Our team selected a project dealing with stuttering under the advisement of Dr. Tedra Walden of the Vanderbilt Departments of Psychology and Hearing and Speech Sciences and the Vanderbilt Kennedy Center. In this project, we aim to build a research tool to assess biases against stuttering and to provide feedback to those that we identify as having a preference towards those who do not stutter.

As of our last progress report, we were primarily focusing our efforts on finishing on making the program available online by uploading it to a host server. We had been encountering challenges in this task, as there was no clear path for us as undergraduates to acquire a server hosting location.

Achievements:

Since the last progress report, we have not accomplished any major tasks, but we have moved further along in a number of our main goals. First, the front and back matter of the IAT, where we collect demographic and explicit bias information, respectively, turned out to be a much more significant amount of coding than originally anticipated. We have however, come very close to completing this and fully integrating them into the applet. Second, we have made significant strides in acquiring a host server for our applet; however, this has been extremely difficult (see below for further explanation). Third, we identified a flaw in one of the words spoken in the applet. In the stuttered version of the word “building,” the stutter was indistinguishable from a pause, and therefore this may have corrupted our data. We had our sound engineer contact exaggerate this stutter in order to make the stutter more apparent. Fourth, we laid out a plan to acquire enough data by design day to do some preliminary analysis for the poster.

Challenges encountered:

The primary challenge at this stage in our project is applet webpage integration.

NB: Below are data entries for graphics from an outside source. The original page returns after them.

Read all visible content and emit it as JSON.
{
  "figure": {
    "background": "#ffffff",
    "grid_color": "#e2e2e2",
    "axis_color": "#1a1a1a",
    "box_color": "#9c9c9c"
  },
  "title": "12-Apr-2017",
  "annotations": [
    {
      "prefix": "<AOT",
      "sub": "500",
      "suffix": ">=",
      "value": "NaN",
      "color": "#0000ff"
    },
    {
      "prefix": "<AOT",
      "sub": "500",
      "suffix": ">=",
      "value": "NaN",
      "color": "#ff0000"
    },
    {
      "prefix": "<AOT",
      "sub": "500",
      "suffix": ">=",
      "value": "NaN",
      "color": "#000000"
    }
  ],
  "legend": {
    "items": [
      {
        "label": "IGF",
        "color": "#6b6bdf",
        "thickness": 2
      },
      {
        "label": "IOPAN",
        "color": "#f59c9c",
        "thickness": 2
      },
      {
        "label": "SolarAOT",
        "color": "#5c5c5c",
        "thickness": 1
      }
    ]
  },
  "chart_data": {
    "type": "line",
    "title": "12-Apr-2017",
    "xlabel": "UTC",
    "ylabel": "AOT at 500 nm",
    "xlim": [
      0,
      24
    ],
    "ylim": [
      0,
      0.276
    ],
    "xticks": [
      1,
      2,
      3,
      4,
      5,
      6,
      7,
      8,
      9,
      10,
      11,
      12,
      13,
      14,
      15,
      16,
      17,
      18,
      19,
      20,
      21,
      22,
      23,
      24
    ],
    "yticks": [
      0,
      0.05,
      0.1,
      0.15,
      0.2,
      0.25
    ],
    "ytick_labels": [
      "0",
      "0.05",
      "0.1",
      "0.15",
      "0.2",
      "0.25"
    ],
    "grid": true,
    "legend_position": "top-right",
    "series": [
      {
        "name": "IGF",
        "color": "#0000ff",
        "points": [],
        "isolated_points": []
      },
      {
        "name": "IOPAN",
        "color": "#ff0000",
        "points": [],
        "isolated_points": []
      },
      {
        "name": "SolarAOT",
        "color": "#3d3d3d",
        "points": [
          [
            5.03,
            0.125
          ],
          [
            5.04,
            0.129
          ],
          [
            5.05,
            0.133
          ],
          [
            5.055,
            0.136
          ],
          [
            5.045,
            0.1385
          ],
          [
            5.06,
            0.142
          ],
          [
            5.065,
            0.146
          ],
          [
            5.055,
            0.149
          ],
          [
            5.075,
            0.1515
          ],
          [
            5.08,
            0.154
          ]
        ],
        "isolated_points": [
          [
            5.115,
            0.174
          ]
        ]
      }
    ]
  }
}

We first reached out to Vanderbilt Web Communications with our inquiry, who re-directed us to the School of Engineering IT Department. We met with Phil VerMeulen, a member of the department. We discussed the needs of our program, and he has assured us that we will get it to work somewhere, somehow. We are not entirely sure whether this will be a short-term or long-term solution but either way we are encouraged. In order to figure out what server will work best, he wanted to use a finished version of our applet. While we are close to being finished, we are not quite there yet. So our top priority is now to complete all the sections of the IAT in order that Phil can help us get it on a hosting server.

We are very concerned at this point that it may not be possible to get the app on the website in time in order to collect enough data for design day. If this is the case, we will still have the program available for users to interact with; it will just not be on the internet. We believe that this is sufficient for demonstrating the functionality of our design. In the long term, however, our project mentor does need this to be online, so we are continuing to press on this issue.

Future work:

The next steps of the project can be seen in our project timeline (GANTT chart) below. In the next week, we anticipate finishing the applet, deploying it on a host server, beginning to collect data, and working on our Design Day poster.

Project timeline:

Bottom line:

We are less confident in our projections to have everything finished by Design Day, but we are certainly going to do everything we can to make sure that happens.